On Thursday, Nov. 8, from 6-9 p.m., Arts Clayton will host Carols & Cabernet, a holiday wine tasting which will feature a variety of wines from six different vendors, hors d'oeuvres, light jazz and holiday-themed music.
For a $10 contribution, tasters will be able to enjoy the gallery, sample food, and purchase items from the Mistletoe Market, a seasonal offering of holiday-inspired arts and crafts designed by Georgia artists.
Linda Summerlin, executive director of Arts Clayton, said this is the second holiday wine tasting the gallery and the package store have hosted together.
"We have learned that partnerships in the community are very important," said Summerlin. "I think that art and wine go together like apple pie and ice cream. The wine tastings that we've had have been very successful."

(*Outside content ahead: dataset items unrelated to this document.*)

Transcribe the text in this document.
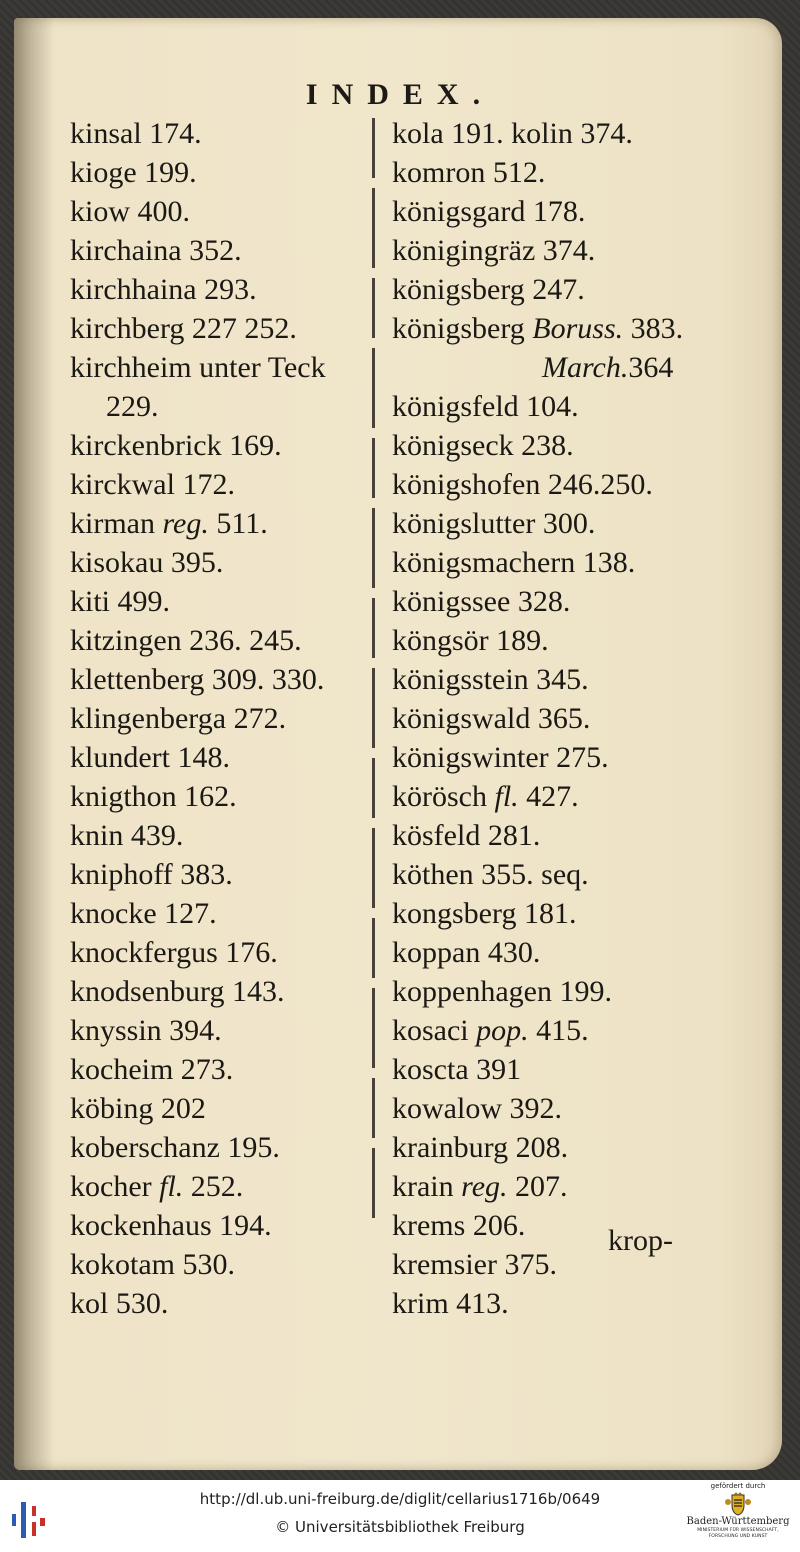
INDEX.
kinsal 174.
kioge 199.
kiow 400.
kirchaina 352.
kirchhaina 293.
kirchberg 227 252.
kirchheim unter Teck
229.
kirckenbrick 169.
kirckwal 172.
kirman reg. 511.
kisokau 395.
kiti 499.
kitzingen 236. 245.
klettenberg 309. 330.
klingenberga 272.
klundert 148.
knigthon 162.
knin 439.
kniphoff 383.
knocke 127.
knockfergus 176.
knodsenburg 143.
knyssin 394.
kocheim 273.
köbing 202
koberschanz 195.
kocher fl. 252.
kockenhaus 194.
kokotam 530.
kol 530.
kola 191. kolin 374.
komron 512.
königsgard 178.
königingräz 374.
königsberg 247.
königsberg Boruss. 383.
March.364
königsfeld 104.
königseck 238.
königshofen 246.250.
königslutter 300.
königsmachern 138.
königssee 328.
köngsör 189.
königsstein 345.
königswald 365.
königswinter 275.
körösch fl. 427.
kösfeld 281.
köthen 355. seq.
kongsberg 181.
koppan 430.
koppenhagen 199.
kosaci pop. 415.
koscta 391
kowalow 392.
krainburg 208.
krain reg. 207.
krems 206.
kremsier 375.
krim 413.
krop-
http://dl.ub.uni-freiburg.de/diglit/cellarius1716b/0649
© Universitätsbibliothek Freiburg
gefördert durch
Baden-Württemberg
MINISTERIUM FÜR WISSENSCHAFT, FORSCHUNG UND KUNST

Brian Richards, wine consultant for The Highway 138 Package Store, organized the wine tasting, contacting the different distributors and booking the musical talent. He said wine is perfect for the holidays, because it offers something to everybody.
"I'm not a wine snob by any means," said Richards. "Wine is to be enjoyed with your friends and family. I want everybody not to be intimidated by wine."
Richards said that wine experts from national distributors will have about five or six different wines each, including German-style white wines, dessert wines, and bold and dry cabernet sauvignon. He added that there would also be Gewürztraminer, which Richards describes as "the ultimate turkey wine," perfect with seasonal favorites, such as stuffing and sweet potatoes.
He said the number of wineries, as well as the selection of wines, have exploded in California since he was there in the 1980s. He said the result is the Georgia wine industry coming "full force" in the last 10 years, with wine bars becoming more common and wine tastings becoming more popular.
"The wine community is a real approachable thing," said Richards. "It's nothing that everyone can't enjoy. There are a lot of wineries that are catering to people with a wealthier lifestyle, but I think that there are a lot of people who are trying to reach a broader audience."
Kathleen Higgins, business manager of The Highway 138 Package Store, said, when the store opened six years ago, it hardly sold any wine. Now, because of the market, the store sells more than 1,000 types of wine, and the wine section takes up a third of the store's floor space.
Higgins said the wine tasting is a chance to "educate" people about different wine brands, well as a way to thank customers, many of whom are art patrons.
"It's a chance to browse the art with a glass of wine in your hand," said Higgins. "They can start enjoying themselves from the minute they walk in the door."
Arts Clayton is located at 136 South Main Street in Jonesboro.